- Citizenship: Albania
- Education: University of Tirana
- Occupations: Investigative journalist Economic journalist
- Employer: BIRN Albania

= Gjergj Erebara =

Albanian journalist

Gjergj Erebara is an Albanian investigative journalist and editor for Balkan Investigative Reporting Network (BIRN) in Albania. He specializes in economic reporting, investigative reporting on corruption, politics, and social issues in Albania and the Western Balkans.

Erebara completed his studies in journalism at the University of Tirana in 2002, and holds a MSc in Economic History from Lund University in Sweden. He has worked in several Albanian media as a journalists and editor. Since 2014, he has worked as an editor for BIRN Albania and is a frequent contributor to its publications, Balkan Insight and Reporter.al.

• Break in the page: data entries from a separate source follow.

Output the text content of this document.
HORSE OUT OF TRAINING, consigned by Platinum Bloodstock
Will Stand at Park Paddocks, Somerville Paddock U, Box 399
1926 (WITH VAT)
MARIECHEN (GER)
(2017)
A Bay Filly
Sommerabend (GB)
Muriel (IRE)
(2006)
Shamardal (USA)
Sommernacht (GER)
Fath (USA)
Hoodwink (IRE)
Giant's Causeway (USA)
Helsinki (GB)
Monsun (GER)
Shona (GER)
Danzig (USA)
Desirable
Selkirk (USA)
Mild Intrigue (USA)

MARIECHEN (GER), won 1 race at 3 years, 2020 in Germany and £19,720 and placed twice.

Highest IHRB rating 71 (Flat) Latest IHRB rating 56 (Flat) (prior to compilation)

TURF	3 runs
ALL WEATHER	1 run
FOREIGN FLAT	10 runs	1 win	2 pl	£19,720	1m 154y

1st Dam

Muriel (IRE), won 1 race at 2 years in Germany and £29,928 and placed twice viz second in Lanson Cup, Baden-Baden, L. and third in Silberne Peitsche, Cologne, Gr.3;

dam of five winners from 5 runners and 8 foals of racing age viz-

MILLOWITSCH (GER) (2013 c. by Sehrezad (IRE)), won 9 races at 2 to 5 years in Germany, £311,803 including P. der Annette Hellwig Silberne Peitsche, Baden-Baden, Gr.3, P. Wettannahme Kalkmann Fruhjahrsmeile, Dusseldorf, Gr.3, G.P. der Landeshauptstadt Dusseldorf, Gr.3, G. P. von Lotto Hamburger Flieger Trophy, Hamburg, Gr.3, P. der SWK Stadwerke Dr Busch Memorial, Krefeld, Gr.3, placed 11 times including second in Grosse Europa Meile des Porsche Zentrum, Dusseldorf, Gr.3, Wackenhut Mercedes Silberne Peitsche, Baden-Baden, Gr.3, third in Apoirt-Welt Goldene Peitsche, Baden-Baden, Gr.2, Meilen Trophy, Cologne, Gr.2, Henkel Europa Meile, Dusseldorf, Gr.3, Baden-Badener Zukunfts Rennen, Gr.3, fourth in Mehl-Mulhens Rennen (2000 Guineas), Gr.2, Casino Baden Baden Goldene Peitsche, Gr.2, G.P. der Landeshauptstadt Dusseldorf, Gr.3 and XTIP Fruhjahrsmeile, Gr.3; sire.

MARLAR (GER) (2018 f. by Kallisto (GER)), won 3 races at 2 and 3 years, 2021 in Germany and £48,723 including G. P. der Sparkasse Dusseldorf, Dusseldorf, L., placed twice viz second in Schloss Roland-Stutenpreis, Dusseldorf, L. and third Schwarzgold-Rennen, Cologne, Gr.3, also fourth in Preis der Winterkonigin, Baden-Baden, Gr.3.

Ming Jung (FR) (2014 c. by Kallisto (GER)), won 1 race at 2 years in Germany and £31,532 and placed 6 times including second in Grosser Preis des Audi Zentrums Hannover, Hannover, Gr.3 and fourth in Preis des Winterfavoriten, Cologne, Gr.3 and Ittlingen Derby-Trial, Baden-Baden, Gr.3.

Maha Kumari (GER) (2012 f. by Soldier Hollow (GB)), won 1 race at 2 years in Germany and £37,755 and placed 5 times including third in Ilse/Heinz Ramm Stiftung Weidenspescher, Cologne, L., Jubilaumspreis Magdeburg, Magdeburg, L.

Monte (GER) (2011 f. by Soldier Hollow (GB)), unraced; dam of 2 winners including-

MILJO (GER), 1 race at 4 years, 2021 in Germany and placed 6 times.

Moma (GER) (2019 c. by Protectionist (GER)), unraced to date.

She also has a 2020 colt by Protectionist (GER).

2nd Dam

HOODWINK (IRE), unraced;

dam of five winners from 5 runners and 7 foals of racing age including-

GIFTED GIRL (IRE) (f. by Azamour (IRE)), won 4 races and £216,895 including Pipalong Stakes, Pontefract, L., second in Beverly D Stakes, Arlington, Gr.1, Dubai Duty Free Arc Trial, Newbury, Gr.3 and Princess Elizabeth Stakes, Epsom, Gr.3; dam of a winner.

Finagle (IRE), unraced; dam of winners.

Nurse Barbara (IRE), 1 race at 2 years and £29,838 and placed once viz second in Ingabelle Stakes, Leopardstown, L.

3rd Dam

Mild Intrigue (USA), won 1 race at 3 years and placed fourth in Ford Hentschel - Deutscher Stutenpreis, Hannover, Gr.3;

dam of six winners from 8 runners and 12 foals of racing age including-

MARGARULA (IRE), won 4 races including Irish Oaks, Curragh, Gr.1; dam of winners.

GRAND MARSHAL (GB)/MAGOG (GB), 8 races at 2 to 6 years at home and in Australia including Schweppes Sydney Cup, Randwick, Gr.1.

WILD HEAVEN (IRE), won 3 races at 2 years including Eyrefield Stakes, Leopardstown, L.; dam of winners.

Erebara is also a prolific translator of non-fiction and historical literature from English into Albanian, having translated books from George Orwell, Mary Beard, Edward Gibbon etc. He has criticized the online Albanian dictionary published by the Academy of Sciences of Albania.

He has been outspoken about his opposition to the Anti-Defamation Law targeting online media, proposed by Prime Minister Edi Rama, calling it a type of "media police" and disputing its basis on any European media laws.